The Stories We Tell: Works by Tommy Simpson, Michelle Holzapfel and Binh Pho

The Stories We Tell: Works by Tommy Simpson, Michelle Holzapfel and Binh Pho
Yareah Magazine

Michelle Holzapfel, Cores Arranged According to the Laws of Chance, 2012. 32 x 18 x 6 inches. Hardwoods, plywood, found objects, Preiser HO, gauge model railroad figures, photos, 1942 Encyclopedia Britannica page. Photo by David Holzapfel.

The Stories We Tell: Works by Tommy Simpson, Michelle Holzapfel, and Binh Pho at (Brockton, Mass.) Fuller Craft Museum, New England’s home for contemporary craft Museum. March 9, 2014 – June 15, 2014.

The use of narrative in craft is especially powerful, as it elevates everyday materials and brings functional objects to life. By telling a story through material expression, artists help us understand the meaning behind the objects—and how their personal narratives connect to our own. Craft artists employ a variety of media to articulate their stories: clay, fiber, metal, glass, wood. Whatever the chosen medium, the material becomes part of the story, inextricably woven with the narrative process and finished artwork.

For the three artists featured in The Stories We Tell: Tommy Simpson, Michelle Holzapfel, and Binh Pho, wood is their main medium of expression. Each of these artists transforms their “tabula rasa” from an ordinary object to an extraordinary story. This exhibition is divided into three separate sections with three separate subtitles: Tommy Simpson’s Love Letters to the Natural World, Michelle Holzapfel’s From What’s at Hand, and Binh Pho’s Shadow of the Turning.


Tommy Simpson, Sunshine in My Sky, 2011. Painted wood.

Tommy Simpson Talk “Love Letters to the Natural World” Saturday, April 12, 2:00 pm.

Wood Turning Demo and 3:00 pm talk “Shadow of the Turning” with artist Binh Pho, Sunday, May 4, 10:00 am – 4:00 pm.
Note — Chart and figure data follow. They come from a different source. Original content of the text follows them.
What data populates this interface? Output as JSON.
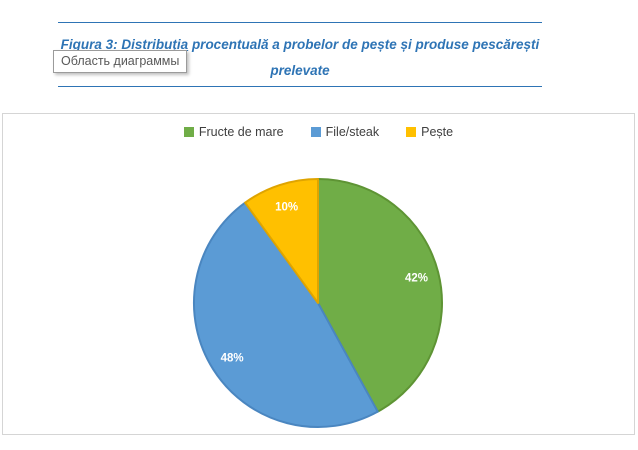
{
  "caption": {
    "line1_underlined": "Figura 3: Distribuția",
    "line1_rest": " procentuală a probelor de pește și produse pescărești",
    "line2": "prelevate"
  },
  "tooltip": {
    "text": "Область диаграммы"
  },
  "chart_data": {
    "type": "pie",
    "title": "Distribuția procentuală a probelor de pește și produse pescărești prelevate",
    "legend_position": "top",
    "start_angle_deg": 0,
    "direction": "clockwise",
    "series": [
      {
        "name": "Fructe de mare",
        "value": 42,
        "label": "42%",
        "color": "#70AD47",
        "border": "#5E9434"
      },
      {
        "name": "File/steak",
        "value": 48,
        "label": "48%",
        "color": "#5B9BD5",
        "border": "#4A86C0"
      },
      {
        "name": "Pește",
        "value": 10,
        "label": "10%",
        "color": "#FFC000",
        "border": "#DFA400"
      }
    ]
  },
  "icons": {
    "legend_marker": "filled-square"
  },
  "colors": {
    "accent_blue": "#2E74B5",
    "chart_border": "#D5D5D5",
    "tooltip_border": "#9B9B9B",
    "tooltip_text": "#595959",
    "legend_text": "#404040",
    "slice_label_text": "#FFFFFF"
  }
}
Michelle Holzapfel Talks About “From What’s at Hand” Sunday, June 1, 2:00 pm.

About Tommy Simpson:

With a career that spans five decades, Tommy Simpson is an “imaginist” who skillfully works in multiple mediums. In Love Letters to the Natural World, his carved wood sculptures, studio furniture, and textiles brim with playfulness and illustrate our universal connections to nature. Simpson incorporates text and a visual vocabulary of representational elements (figures, animals, symbols of the natural world) to express his profound reverence for nature.

About Michelle Holzapfel:

Michelle Holzapfel’s exhibit From What’s at Hand presents her sumptuous carvings that reveal the importance of her process and a deep understanding of the material. Rather than seeking perfection, Michelle embraces the natural defects in wood, transforming inherent flaws into true beauty. Holzapfel was one of the first female turners to achieve widespread acclaim in a male-dominated field, and much of her sculptures explore crisscrossing themes of gender roles, domesticity, cultural norms, nature, and chance.

About Binh Pho:

Binh Pho creates a mystical, intricately-detailed world in his piece called Shadow of the Turning, which is developed to illustrate the fictional work (of the same name) by writer/curator, Kevin Wallace. Binh Pho’s finely detailed objects create a bridge between literature, art, and philosophy, while exploring autobiographical approaches to storytelling through woodturning, sculpture, painting, and glass.

Binh Pho

Binh Pho, Descendant of the Dream (1). Box elder, acrylic paints.